Менее всего он напоминал человека, способного видеть изменения будущего в полете ястребов и движении облаков. Взгляд его, не мечтательный и созерцательный, какого ожидаешь от того, кто полжизни провел в уединении, а взвешивающий и оценивающий, то скользил по собравшимся в зале людям, то колючкой цеплялся за чье-нибудь лицо. Эрме прямо чувствовала его кожей щек и подозревала, что подобные ощущения испытывает и кузен.

У Эрме тогда возникло ощущение, что не Джез удостоил отшельника аудиенции, а фратер решил прикинуть на пальцах, чего стоит новый герцог. Но что бы он ни подумал, выводы он, разумеется, оставил при себе.

Назад фратер отбыл тем же маршрутом, решительно отвергнув предложение Тадео воспользоваться личной фару наместника. На прощание он заявил, что назавтра следует ждать шторма. На небе не было ни облачка, и ясный закат светился, как витражное стекло.

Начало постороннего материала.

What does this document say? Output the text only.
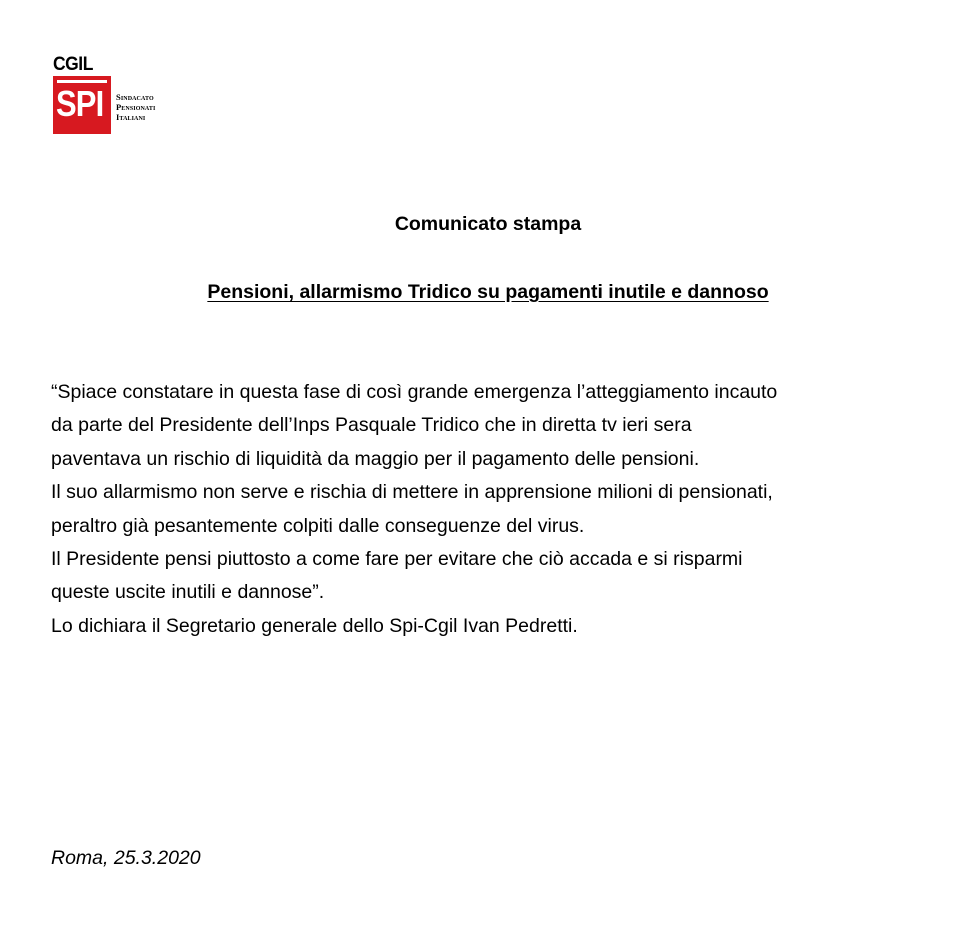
CGIL
SPI Sindacato
Pensionati
Italiani
Comunicato stampa
Pensioni, allarmismo Tridico su pagamenti inutile e dannoso
“Spiace constatare in questa fase di così grande emergenza l’atteggiamento incauto
da parte del Presidente dell’Inps Pasquale Tridico che in diretta tv ieri sera
paventava un rischio di liquidità da maggio per il pagamento delle pensioni.
Il suo allarmismo non serve e rischia di mettere in apprensione milioni di pensionati,
peraltro già pesantemente colpiti dalle conseguenze del virus.
Il Presidente pensi piuttosto a come fare per evitare che ciò accada e si risparmi
queste uscite inutili e dannose”.
Lo dichiara il Segretario generale dello Spi-Cgil Ivan Pedretti.
Roma, 25.3.2020
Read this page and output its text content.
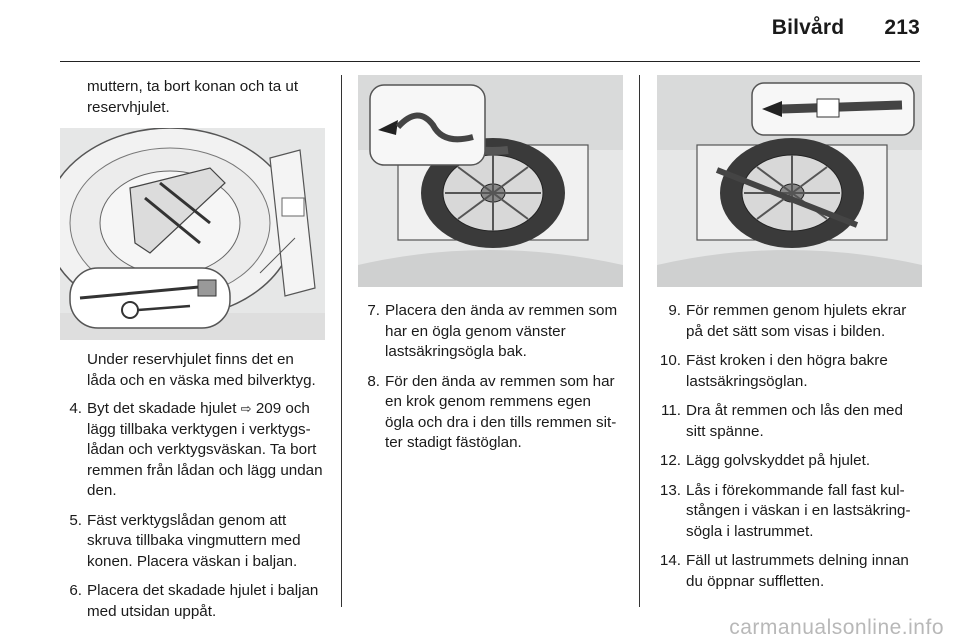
Bilvård 213

muttern, ta bort konan och ta ut reservhjulet.

Under reservhjulet finns det en låda och en väska med bilverktyg.

4. Byt det skadade hjulet ⇨ 209 och lägg tillbaka verktygen i verktygslådan och verktygsväskan. Ta bort remmen från lådan och lägg undan den.
5. Fäst verktygslådan genom att skruva tillbaka vingmuttern med konen. Placera väskan i baljan.
6. Placera det skadade hjulet i baljan med utsidan uppåt.
7. Placera den ända av remmen som har en ögla genom vänster lastsäkringsögla bak.
8. För den ända av remmen som har en krok genom remmens egen ögla och dra i den tills remmen sitter stadigt fästöglan.
9. För remmen genom hjulets ekrar på det sätt som visas i bilden.
10. Fäst kroken i den högra bakre lastsäkringsöglan.
11. Dra åt remmen och lås den med sitt spänne.
12. Lägg golvskyddet på hjulet.
13. Lås i förekommande fall fast kulstången i väskan i en lastsäkringsögla i lastrummet.
14. Fäll ut lastrummets delning innan du öppnar suffletten.
carmanualsonline.info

Шестнадцатилетний герцог весь вечер острил на сей счет: он с нетерпением ожидал обещанной Тадео водной прогулки. Но увы…

Под утро на озеро обрушилась буря с градом.

Размышляя над всей этой историей, Эрме никогда не могла прийти к однозначному выводу. С одной стороны, она весьма сомневалась, что облака и птицы могут помочь в предвидении будущего. Еще меньше она допускала мысль, что в подобные вещи верил дед — человек насквозь практический. Но однако факт оставался фактом: Николо Барка из Барраса каким-то необъяснимым способом умел предсказывать природные катаклизмы и просто погодные изменения столь же уверенно, как старик, чьи кости люто ноют при приближении ненастья.

И дед, следуя своей извечной стратегии извлекать пользу из всего, что предлагает жизнь, как мог использовал этот дар. В конце концов, если что-то никак невозможно объяснить, то придется принять сие на веру, разве не так? Ведь недаром на левом крыле Истины Крылатой, кровью выведено «Вера»? А Истина Крылатая — одна из Трех Совершенных, Творцов мироздания. Так учат Девять Свитков.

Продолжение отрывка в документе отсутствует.